Summary
In the paper “Visualizing Email Content: Portraying Relationships from Conversational Histories”, the authors document the ideation, algorithm design, and content analysis of their application Themail. The purpose of this program is to give users a photo-album type visualization of their relationship with another person using the user’s archived e-mails with that person. Themail takes the most frequently used words exchanged by e-mail between the pair, checks its uniqueness (whether it also frequently exchanged with many other people), and uses an algorithm to arrange the words in one of two meaningful formats.
- Needle Mode: In the foreground, vertical stacks of words are placed on a timeline by month. Each stack consists of the most frequent/unique words exchanged during that specific month. This provided a more detail-oriented exploration of one’s e-mail archives. Despite its capability for searching these details, only 20% of users to greater interest in this mode.
- Haystack Mode: In the background, larger words float faintly but visibly. These words represent the most frequent/unique words exchanged over the course the year being represented. This provides a more “big picture” exploration of trends and themes. 80% of users utilized this mode the most, indicating an interest in the greater relationship they had with people and the aesthetic quality of the application.
The algorithms used to generate word value and populate the screen was based off of a past algorithm which scores words based on their relative frequency in one document out of a collection. The team evolved this concept by comparing subsets of e-mails against supersets so that they may not only take relative frequency into account but also relative uniqueness. The equations for yearly and monthly word values are nearly identical, with the key difference being that yearly word frequencies are cubed in order to increase overall weight results.
Reflection
There were two aspects of this paper that interested me. Firstly, the aesthetic factor that made users more interested in the haystack rather than the needle mode goes to represent how important it is to remember that despite the technical nature of our field, a appreciated level of graphic design is involved in computer science. Secondly, the algorithm design brought to mind my team’s project for the semester. We too must come up with an algorithm that utilizes word frequency to detect importance in a certain context. While our topic is not based upon time, the paper nonetheless provides us with a unique perspective and possibly a stronger foundation from which we can build our equation. Namely, the use of inverse frequency to detect relative frequency rather than raw frequency may allow us to see if we’re focusing on the wrong keywords (as we are currently measuring by the latter).
Questions
- What other visual structures and organizational patterns were considered for this application? What benefits did this horizontal timeline with vertical stacks afford over the other options? What drawbacks did you have to accept with it?
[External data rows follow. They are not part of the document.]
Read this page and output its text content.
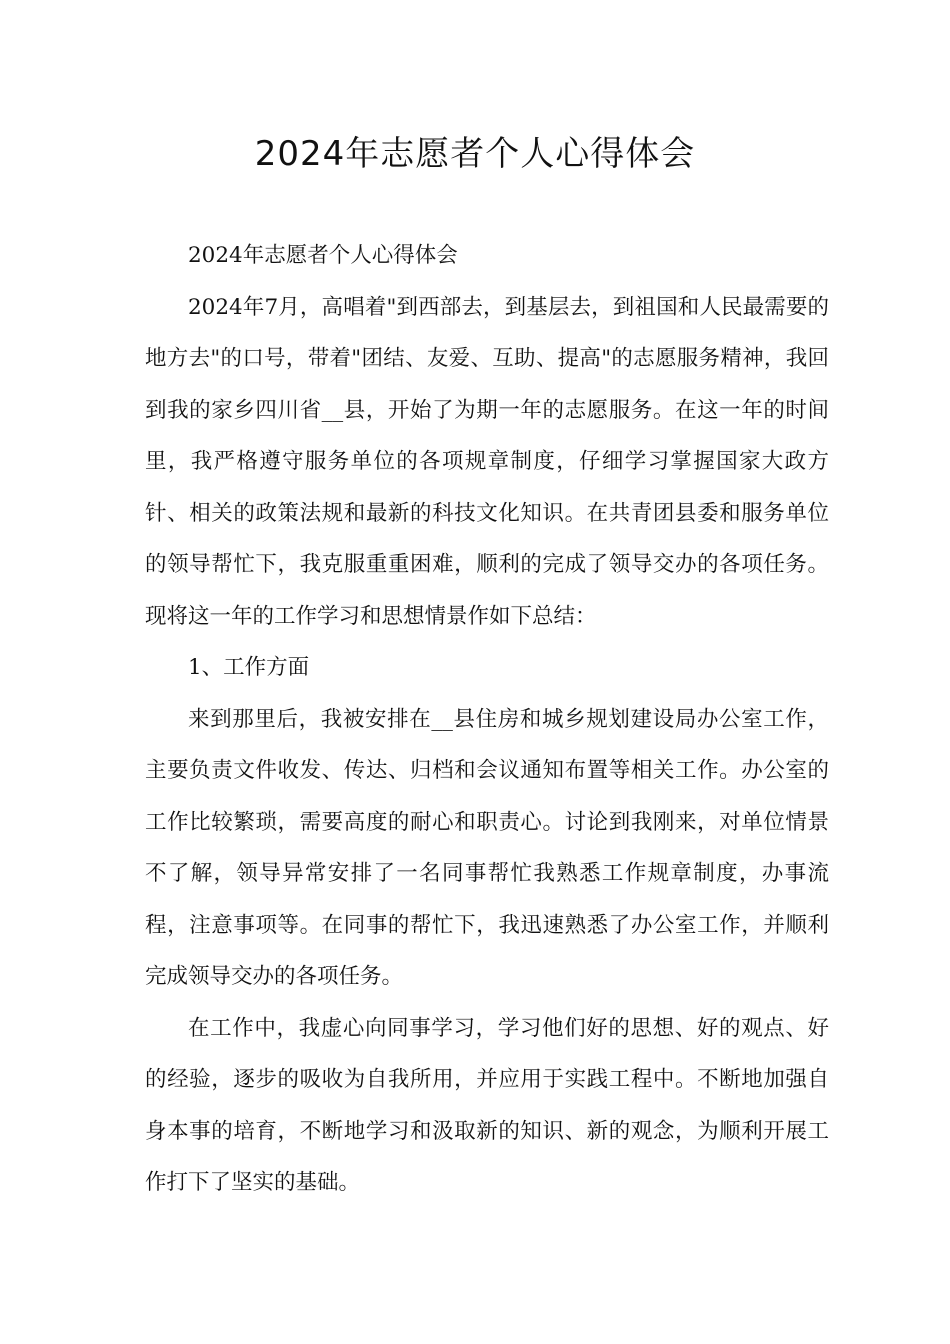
2024年志愿者个人心得体会

2024年志愿者个人心得体会

2024年7月，高唱着"到西部去，到基层去，到祖国和人民最需要的地方去"的口号，带着"团结、友爱、互助、提高"的志愿服务精神，我回到我的家乡四川省__县，开始了为期一年的志愿服务。在这一年的时间里，我严格遵守服务单位的各项规章制度，仔细学习掌握国家大政方针、相关的政策法规和最新的科技文化知识。在共青团县委和服务单位的领导帮忙下，我克服重重困难，顺利的完成了领导交办的各项任务。现将这一年的工作学习和思想情景作如下总结：

1、工作方面

来到那里后，我被安排在__县住房和城乡规划建设局办公室工作，主要负责文件收发、传达、归档和会议通知布置等相关工作。办公室的工作比较繁琐，需要高度的耐心和职责心。讨论到我刚来，对单位情景不了解，领导异常安排了一名同事帮忙我熟悉工作规章制度，办事流程，注意事项等。在同事的帮忙下，我迅速熟悉了办公室工作，并顺利完成领导交办的各项任务。

在工作中，我虚心向同事学习，学习他们好的思想、好的观点、好的经验，逐步的吸收为自我所用，并应用于实践工程中。不断地加强自身本事的培育，不断地学习和汲取新的知识、新的观念，为顺利开展工作打下了坚实的基础。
- The paper mentions the limitations of their content analysis in that the application cannot detect personal weight of e-mails. For example, an e-mail from a mother wishing happy birthday to her son might be taken as having greater word value than one where she is reminding him of a dentist appointment. Is there any progress being made on that front? What ideas are there for identifying overall message value?
- What factors went into deciding to have the haystack and needle mode occupy the same screen rather than having a way to switch between the individual modes? Can you see any benefit to having a screen for each mode rather than a fused screen? Perhaps it would allow more features?